David Levine is the founder of the Kinship Intelligence Institute and the registered agent for WV DUNA. He is a product, operations, and systems-engineering executive who has spent three decades building companies at the edge of new technology, from the early commercial web to big-data geomatics, fintech, blockchain, and agentic AI.
His connection to West Virginia runs deep. Appointed by then-Governor Manchin, he served as Director of Technology & Transformation in the West Virginia Development Office, building a role in state government for technology-based economic development, helping small businesses and startups raise capital, and recruiting technology companies to create jobs in the state. WV DUNA continues that work: putting West Virginia entrepreneurs at the center of the agentic economy rather than at its margins.

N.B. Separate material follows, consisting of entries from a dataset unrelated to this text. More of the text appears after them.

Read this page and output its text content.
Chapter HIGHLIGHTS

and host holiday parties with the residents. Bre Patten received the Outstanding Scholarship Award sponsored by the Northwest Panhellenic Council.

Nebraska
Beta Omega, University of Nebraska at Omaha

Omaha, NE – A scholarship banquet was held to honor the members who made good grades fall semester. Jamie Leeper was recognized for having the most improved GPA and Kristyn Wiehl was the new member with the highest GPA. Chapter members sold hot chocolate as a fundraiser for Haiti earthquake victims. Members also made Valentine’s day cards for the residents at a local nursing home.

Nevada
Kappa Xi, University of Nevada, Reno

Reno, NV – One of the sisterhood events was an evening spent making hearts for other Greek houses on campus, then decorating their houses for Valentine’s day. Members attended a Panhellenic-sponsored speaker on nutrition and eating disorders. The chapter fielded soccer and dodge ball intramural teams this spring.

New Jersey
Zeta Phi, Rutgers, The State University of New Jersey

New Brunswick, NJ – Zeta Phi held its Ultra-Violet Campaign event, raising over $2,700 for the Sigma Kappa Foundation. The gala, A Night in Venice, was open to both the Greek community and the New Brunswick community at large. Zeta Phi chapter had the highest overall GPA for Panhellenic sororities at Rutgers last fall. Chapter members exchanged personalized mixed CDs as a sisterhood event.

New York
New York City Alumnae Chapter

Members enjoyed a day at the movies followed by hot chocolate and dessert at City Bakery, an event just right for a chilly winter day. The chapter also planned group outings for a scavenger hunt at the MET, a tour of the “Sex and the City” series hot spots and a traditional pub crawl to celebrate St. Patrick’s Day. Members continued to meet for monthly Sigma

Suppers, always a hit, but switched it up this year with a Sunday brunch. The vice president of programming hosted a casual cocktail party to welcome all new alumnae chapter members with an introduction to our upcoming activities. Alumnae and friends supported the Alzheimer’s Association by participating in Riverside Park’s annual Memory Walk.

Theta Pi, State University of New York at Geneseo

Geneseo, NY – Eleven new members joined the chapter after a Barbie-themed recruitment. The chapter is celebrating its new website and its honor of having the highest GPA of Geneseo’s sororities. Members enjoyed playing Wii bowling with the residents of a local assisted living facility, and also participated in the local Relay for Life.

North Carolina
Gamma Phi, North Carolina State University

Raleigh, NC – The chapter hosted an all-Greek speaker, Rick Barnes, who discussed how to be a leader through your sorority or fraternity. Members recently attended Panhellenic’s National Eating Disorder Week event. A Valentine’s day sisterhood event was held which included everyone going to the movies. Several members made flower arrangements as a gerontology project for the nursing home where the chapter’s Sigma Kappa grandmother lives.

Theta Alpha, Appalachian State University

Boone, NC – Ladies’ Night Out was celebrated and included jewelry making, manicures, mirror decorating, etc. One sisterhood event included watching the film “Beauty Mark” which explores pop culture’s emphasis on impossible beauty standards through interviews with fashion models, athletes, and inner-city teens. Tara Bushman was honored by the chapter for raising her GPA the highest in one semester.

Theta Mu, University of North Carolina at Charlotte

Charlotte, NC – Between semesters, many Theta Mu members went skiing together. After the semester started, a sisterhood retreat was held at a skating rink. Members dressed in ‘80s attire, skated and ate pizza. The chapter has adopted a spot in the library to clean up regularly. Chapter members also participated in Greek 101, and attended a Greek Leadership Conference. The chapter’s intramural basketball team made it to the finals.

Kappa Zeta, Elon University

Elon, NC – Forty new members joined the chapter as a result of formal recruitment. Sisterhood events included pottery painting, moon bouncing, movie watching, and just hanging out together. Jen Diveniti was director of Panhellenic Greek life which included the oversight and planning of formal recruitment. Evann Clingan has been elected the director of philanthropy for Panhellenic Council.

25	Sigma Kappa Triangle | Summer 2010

He has founded and led companies including Geostellar (cloud-based solar geomatics), Indeco Union (blockchain smart-city infrastructure), Ultraprise (the first whole-loan trading platform for the secondary market, and the origin of the MISMO data standards still in use today), and Gamebryo (a massively-multiplayer game platform partnered with Cisco, IBM, Intel, and Sony). More recently he led engineering communications and relations at Solana Labs and managed big-data, agentic-AI, and cloud infrastructure work for the Department of Homeland Security’s Cybersecurity and Infrastructure Security Agency.
His work has been featured on CBC, Fox Business News, and in the New York Times, Wall Street Journal, and Fast Company, and he holds patents in fintech, video-game technology, and big-data geomatics. He studied philosophy at Yale, where he earned a National Endowment for the Humanities Younger Scholar award.